NuSTAR Detection of X-Ray Heating Events in the Quiet Sun

TL;DR

This study presents the first imaging spectroscopy X-ray observations of quiet Sun flares, revealing low-temperature, thermal events with no detectable nonthermal components, contributing to understanding nanoflares and coronal heating.

Contribution

First imaging spectroscopy X-ray observations of quiet Sun flares, providing detailed thermal characterization and constraints on nonthermal energy contributions.

Findings

Flares showed low temperatures (3.2-4.1 MK) and thermal energies (2-6 x 10^{26} ergs)

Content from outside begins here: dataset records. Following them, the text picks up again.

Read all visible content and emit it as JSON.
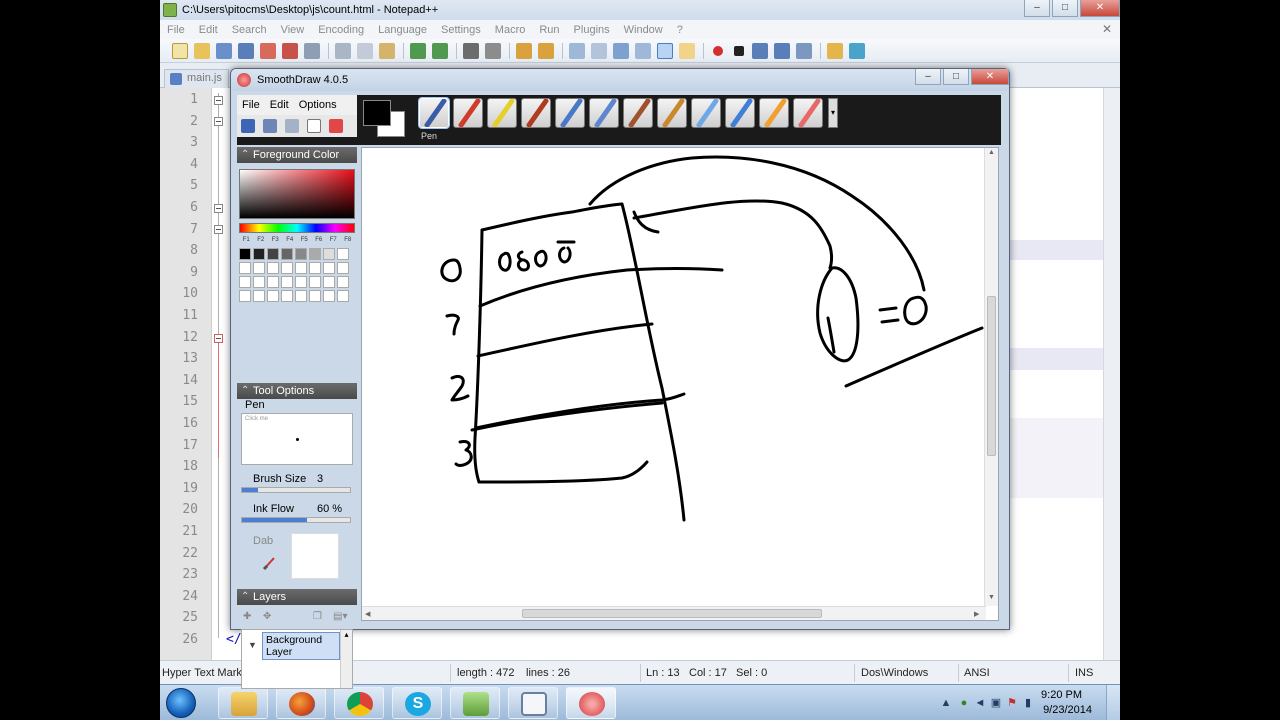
{
  "npp": {
    "title": "C:\\Users\\pitocms\\Desktop\\js\\count.html - Notepad++",
    "menu": [
      "File",
      "Edit",
      "Search",
      "View",
      "Encoding",
      "Language",
      "Settings",
      "Macro",
      "Run",
      "Plugins",
      "Window",
      "?"
    ],
    "tabs": [
      "main.js"
    ],
    "line_numbers": [
      "1",
      "2",
      "3",
      "4",
      "5",
      "6",
      "7",
      "8",
      "9",
      "10",
      "11",
      "12",
      "13",
      "14",
      "15",
      "16",
      "17",
      "18",
      "19",
      "20",
      "21",
      "22",
      "23",
      "24",
      "25",
      "26"
    ],
    "code_last_line": "</html>",
    "status": {
      "file_type": "Hyper Text Markup Language file",
      "length": "length : 472",
      "lines": "lines : 26",
      "ln": "Ln : 13",
      "col": "Col : 17",
      "sel": "Sel : 0",
      "eol": "Dos\\Windows",
      "encoding": "ANSI",
      "mode": "INS"
    }
  },
  "smoothdraw": {
    "title": "SmoothDraw 4.0.5",
    "menu": [
      "File",
      "Edit",
      "Options"
    ],
    "brush_label": "Pen",
    "foreground_color_title": "Foreground Color",
    "fkeys": [
      "F1",
      "F2",
      "F3",
      "F4",
      "F5",
      "F6",
      "F7",
      "F8"
    ],
    "tool_options_title": "Tool Options",
    "tool_name": "Pen",
    "preview_hint": "Click me",
    "brush_size_label": "Brush Size",
    "brush_size_value": "3",
    "brush_size_fraction": 0.15,
    "ink_flow_label": "Ink Flow",
    "ink_flow_value": "60 %",
    "ink_flow_fraction": 0.6,
    "dab_label": "Dab",
    "layers_title": "Layers",
    "layer_name": "Background Layer",
    "foreground_color": "#000000",
    "background_color": "#ffffff",
    "canvas_text": [
      "0 8 0 0",
      "0",
      "1",
      "2",
      "3",
      "=0"
    ]
  },
  "taskbar": {
    "apps": [
      "windows-explorer",
      "firefox",
      "chrome",
      "skype",
      "notepad-plus-plus",
      "window-app",
      "smoothdraw"
    ],
    "time": "9:20 PM",
    "date": "9/23/2014"
  }
}
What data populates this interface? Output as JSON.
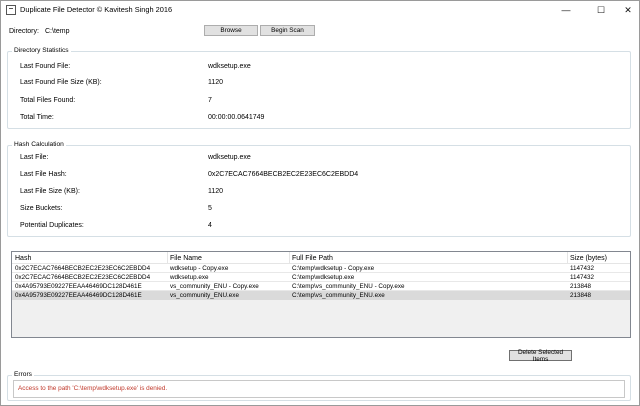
{
  "window": {
    "title": "Duplicate File Detector © Kavitesh Singh 2016",
    "controls": {
      "minimize": "—",
      "maximize": "☐",
      "close": "✕"
    }
  },
  "directory": {
    "label": "Directory:",
    "value": "C:\\temp",
    "browse_label": "Browse",
    "scan_label": "Begin Scan"
  },
  "stats": {
    "title": "Directory Statistics",
    "rows": [
      {
        "label": "Last Found File:",
        "value": "wdksetup.exe"
      },
      {
        "label": "Last Found File Size (KB):",
        "value": "1120"
      },
      {
        "label": "Total Files Found:",
        "value": "7"
      },
      {
        "label": "Total Time:",
        "value": "00:00:00.0641749"
      }
    ]
  },
  "hash": {
    "title": "Hash Calculation",
    "rows": [
      {
        "label": "Last File:",
        "value": "wdksetup.exe"
      },
      {
        "label": "Last File Hash:",
        "value": "0x2C7ECAC7664BECB2EC2E23EC6C2EBDD4"
      },
      {
        "label": "Last File Size (KB):",
        "value": "1120"
      },
      {
        "label": "Size Buckets:",
        "value": "5"
      },
      {
        "label": "Potential Duplicates:",
        "value": "4"
      }
    ]
  },
  "grid": {
    "columns": [
      "Hash",
      "File Name",
      "Full File Path",
      "Size (bytes)"
    ],
    "rows": [
      [
        "0x2C7ECAC7664BECB2EC2E23EC6C2EBDD4",
        "wdksetup - Copy.exe",
        "C:\\temp\\wdksetup - Copy.exe",
        "1147432"
      ],
      [
        "0x2C7ECAC7664BECB2EC2E23EC6C2EBDD4",
        "wdksetup.exe",
        "C:\\temp\\wdksetup.exe",
        "1147432"
      ],
      [
        "0x4A95793E09227EEAA46469DC128D461E",
        "vs_community_ENU - Copy.exe",
        "C:\\temp\\vs_community_ENU - Copy.exe",
        "213848"
      ],
      [
        "0x4A95793E09227EEAA46469DC128D461E",
        "vs_community_ENU.exe",
        "C:\\temp\\vs_community_ENU.exe",
        "213848"
      ]
    ],
    "selected_row": 3
  },
  "delete_label": "Delete Selected Items",
  "errors": {
    "title": "Errors",
    "message": "Access to the path 'C:\\temp\\wdksetup.exe' is denied.",
    "color": "#c0392b"
  }
}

No signs of nonthermal or higher temperature components in spectra

Flares are 8 orders of magnitude fainter than large solar flares

Abstract

The explanation of the coronal heating problem potentially lies in the existence of nanoflares, numerous small-scale heating events occuring across the whole solar disk. In this paper, we present the first imaging spectroscopy X-ray observations of three quiet Sun flares during the NuSTAR solar campaigns on 2016 July 26 and 2017 March 21, concurrent with SDO/AIA observations. Two of the three events showed time lags of a few minutes between peak X-ray and extreme ultraviolet (EUV) emissions. Isothermal fits with rather low temperatures in the range $3.2-4.1$ MK and emission measures of $(0.6-15)\times10^{44} \textrm{ cm}^{-3}$ describe their spectra well, resulting in thermal energies in the range $(2-6)\times10^{26}\textrm{ ergs}$. NuSTAR spectra did not show any signs of a nonthermal or higher temperature component. However, since the estimated upper limits of (hidden) nonthermal energy are comparable to the thermal energy estimates, the lack of a nonthermal component in the observed spectra is not a constraining result. The estimated GOES classes from the fitted values of temperature and emission measure fall between $1/1000 \textrm{ and } 1/100$ A class level, making them 8 orders of magnitude fainter in soft X-ray flux than the largest solar flares.